Madhulika Agarwal, MD, VHA deputy undersecretary for health for policy and services, told the committee that the VA has not taken a position on whether IVF could be offered to severely injured veterans and their spouses, as the bill stipulates, but is reviewing its “regulatory options.”

“Consistent with VA’s goals to improve health and quality of life for veterans, we do offer certain fertility treatments and diagnostic tests, including genetic testing. However, regulations in 1999 did exclude IVF services from VA’s defined medical benefits package,” she explained.

Some groups argued that the bill did not go far enough, however. The American Society for Reproductive Medicine, for example, wrote in a statement that the bill should “specifically include furnishing of services to those affected by infertility to exposure to toxins during their deployment as these exposures can also compromise one’s ability to reproduce.”

Advocates also would like to see the passage of a House bill introduced by Rep.
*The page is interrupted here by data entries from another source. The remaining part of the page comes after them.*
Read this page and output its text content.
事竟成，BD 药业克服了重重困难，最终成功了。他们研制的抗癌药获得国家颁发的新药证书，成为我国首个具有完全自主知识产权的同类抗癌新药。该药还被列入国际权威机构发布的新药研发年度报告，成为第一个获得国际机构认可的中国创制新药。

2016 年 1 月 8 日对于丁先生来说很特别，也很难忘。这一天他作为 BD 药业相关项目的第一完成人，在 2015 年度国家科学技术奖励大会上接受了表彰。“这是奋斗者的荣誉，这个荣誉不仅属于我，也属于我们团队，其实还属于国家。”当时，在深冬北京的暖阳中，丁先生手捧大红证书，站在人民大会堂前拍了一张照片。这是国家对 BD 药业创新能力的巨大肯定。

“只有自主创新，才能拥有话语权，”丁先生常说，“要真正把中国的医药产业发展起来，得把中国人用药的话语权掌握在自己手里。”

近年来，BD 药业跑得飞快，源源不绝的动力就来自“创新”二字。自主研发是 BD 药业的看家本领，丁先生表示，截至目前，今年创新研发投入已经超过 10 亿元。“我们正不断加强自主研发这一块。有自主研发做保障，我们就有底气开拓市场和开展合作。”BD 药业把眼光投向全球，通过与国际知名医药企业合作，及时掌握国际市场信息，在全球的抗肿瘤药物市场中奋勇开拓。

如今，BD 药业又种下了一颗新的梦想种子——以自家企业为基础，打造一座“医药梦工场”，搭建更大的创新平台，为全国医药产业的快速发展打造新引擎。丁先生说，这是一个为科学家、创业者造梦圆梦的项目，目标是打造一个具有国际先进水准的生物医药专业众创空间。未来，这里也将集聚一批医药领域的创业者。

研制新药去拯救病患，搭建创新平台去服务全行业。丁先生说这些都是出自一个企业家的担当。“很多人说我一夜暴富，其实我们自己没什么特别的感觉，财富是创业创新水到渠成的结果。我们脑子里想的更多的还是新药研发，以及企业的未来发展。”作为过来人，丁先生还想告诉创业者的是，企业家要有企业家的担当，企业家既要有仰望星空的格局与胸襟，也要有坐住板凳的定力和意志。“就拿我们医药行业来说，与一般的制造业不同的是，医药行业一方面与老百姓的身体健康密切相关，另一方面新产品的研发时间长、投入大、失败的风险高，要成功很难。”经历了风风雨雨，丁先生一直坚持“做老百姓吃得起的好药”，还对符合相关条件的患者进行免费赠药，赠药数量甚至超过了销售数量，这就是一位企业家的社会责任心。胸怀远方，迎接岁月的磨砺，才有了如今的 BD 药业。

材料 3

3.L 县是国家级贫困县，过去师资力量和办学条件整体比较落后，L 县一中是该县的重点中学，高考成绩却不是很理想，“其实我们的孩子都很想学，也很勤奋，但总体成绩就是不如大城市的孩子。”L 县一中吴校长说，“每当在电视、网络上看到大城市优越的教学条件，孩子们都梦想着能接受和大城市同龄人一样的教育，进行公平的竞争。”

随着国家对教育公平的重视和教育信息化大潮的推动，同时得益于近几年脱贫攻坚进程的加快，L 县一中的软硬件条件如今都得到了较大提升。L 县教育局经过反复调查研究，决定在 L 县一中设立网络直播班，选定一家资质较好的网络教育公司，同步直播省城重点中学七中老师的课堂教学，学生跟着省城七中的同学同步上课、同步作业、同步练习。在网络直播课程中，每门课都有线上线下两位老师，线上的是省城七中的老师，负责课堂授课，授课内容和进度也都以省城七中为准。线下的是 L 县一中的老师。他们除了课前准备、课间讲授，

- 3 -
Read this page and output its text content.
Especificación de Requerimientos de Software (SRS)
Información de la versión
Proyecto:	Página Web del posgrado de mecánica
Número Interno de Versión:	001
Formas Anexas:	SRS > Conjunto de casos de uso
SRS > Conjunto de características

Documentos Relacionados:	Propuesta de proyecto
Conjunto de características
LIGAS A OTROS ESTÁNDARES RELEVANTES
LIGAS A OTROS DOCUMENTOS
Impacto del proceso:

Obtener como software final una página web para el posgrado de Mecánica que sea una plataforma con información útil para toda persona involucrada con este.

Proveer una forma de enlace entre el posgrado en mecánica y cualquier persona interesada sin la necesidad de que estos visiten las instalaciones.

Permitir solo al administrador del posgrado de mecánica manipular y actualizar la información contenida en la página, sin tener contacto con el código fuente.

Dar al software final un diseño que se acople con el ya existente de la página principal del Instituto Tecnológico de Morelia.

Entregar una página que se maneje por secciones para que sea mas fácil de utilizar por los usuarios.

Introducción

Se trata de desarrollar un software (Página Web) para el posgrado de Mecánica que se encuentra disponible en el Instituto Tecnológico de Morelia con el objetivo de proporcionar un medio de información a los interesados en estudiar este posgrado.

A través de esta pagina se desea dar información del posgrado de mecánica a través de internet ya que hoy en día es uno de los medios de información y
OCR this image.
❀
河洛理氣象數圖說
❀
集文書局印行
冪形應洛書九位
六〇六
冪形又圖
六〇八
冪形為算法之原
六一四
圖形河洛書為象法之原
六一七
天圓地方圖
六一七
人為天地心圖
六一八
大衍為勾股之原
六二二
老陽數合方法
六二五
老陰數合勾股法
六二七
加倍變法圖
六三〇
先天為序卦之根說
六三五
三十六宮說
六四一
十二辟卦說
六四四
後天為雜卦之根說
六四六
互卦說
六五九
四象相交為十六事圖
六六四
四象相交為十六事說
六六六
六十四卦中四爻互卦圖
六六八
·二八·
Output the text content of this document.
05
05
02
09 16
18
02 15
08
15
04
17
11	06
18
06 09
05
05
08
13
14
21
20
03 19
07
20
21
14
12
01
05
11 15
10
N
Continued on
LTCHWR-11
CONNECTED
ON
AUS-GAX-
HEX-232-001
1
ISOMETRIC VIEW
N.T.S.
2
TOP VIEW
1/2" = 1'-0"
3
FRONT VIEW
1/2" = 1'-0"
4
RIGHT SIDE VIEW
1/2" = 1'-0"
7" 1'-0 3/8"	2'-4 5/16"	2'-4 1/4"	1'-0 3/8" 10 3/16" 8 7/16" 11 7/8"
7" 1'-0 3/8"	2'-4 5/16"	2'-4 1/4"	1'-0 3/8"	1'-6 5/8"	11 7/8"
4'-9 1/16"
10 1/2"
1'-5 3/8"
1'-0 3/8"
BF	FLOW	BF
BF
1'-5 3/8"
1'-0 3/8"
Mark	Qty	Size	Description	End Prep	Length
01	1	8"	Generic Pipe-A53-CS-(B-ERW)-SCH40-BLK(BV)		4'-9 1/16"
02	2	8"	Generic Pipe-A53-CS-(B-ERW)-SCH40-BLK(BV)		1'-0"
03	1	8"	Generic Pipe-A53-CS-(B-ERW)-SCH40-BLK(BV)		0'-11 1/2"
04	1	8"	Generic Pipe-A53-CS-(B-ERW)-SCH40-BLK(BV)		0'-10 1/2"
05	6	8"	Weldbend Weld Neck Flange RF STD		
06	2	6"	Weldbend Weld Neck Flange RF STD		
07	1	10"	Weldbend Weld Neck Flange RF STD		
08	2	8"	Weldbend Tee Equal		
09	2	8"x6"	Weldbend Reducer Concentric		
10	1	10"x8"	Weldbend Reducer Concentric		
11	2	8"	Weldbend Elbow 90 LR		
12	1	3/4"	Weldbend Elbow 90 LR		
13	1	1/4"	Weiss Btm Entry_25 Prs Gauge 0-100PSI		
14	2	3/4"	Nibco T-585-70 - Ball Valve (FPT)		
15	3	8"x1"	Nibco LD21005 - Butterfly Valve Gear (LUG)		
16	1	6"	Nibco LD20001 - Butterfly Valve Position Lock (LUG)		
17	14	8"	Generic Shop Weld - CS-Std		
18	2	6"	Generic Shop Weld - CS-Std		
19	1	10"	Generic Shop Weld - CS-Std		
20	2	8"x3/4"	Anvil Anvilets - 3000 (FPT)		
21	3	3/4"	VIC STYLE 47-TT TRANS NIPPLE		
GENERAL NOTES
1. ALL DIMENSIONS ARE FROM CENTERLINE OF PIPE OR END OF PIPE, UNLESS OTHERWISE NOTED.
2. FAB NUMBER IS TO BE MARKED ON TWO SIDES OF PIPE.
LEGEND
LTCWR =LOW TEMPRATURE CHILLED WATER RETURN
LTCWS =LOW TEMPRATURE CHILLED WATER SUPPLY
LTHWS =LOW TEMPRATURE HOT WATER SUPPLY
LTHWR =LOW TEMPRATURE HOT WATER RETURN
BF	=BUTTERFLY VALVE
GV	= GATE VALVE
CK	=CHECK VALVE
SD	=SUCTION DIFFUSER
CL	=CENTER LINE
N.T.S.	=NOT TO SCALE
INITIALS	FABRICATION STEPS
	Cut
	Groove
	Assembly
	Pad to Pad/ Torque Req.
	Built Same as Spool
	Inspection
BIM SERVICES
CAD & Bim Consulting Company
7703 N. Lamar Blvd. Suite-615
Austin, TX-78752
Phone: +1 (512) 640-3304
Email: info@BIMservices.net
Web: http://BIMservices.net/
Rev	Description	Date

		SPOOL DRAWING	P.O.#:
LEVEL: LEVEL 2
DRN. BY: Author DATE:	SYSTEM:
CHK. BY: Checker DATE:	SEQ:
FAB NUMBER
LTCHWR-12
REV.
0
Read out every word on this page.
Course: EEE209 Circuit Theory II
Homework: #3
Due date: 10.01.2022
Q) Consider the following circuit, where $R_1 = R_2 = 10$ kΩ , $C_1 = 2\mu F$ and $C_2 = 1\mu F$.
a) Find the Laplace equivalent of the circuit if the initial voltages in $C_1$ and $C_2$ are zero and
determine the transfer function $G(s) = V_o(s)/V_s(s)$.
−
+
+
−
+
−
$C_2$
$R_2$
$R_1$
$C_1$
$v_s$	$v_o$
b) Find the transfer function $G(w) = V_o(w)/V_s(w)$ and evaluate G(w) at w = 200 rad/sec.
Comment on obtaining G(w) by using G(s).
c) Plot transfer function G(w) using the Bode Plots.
Brett Guthrie (R-KY) to establish a commission to study the long-term effects of combat-related genitourinary injuries.

The bill “would bring together DoD, VA, HHS, the surgeon generals of each of our armed services and civilian expertise to create a plan to care for these wounded warriors,” Guthrie told the House Armed Services Committee in April in written testimony.

Murray’s bill also would require VA to facilitate more research on the long-term reproductive healthcare needs of veterans who experience severe reproductive and urinary tract trauma on the battlefield.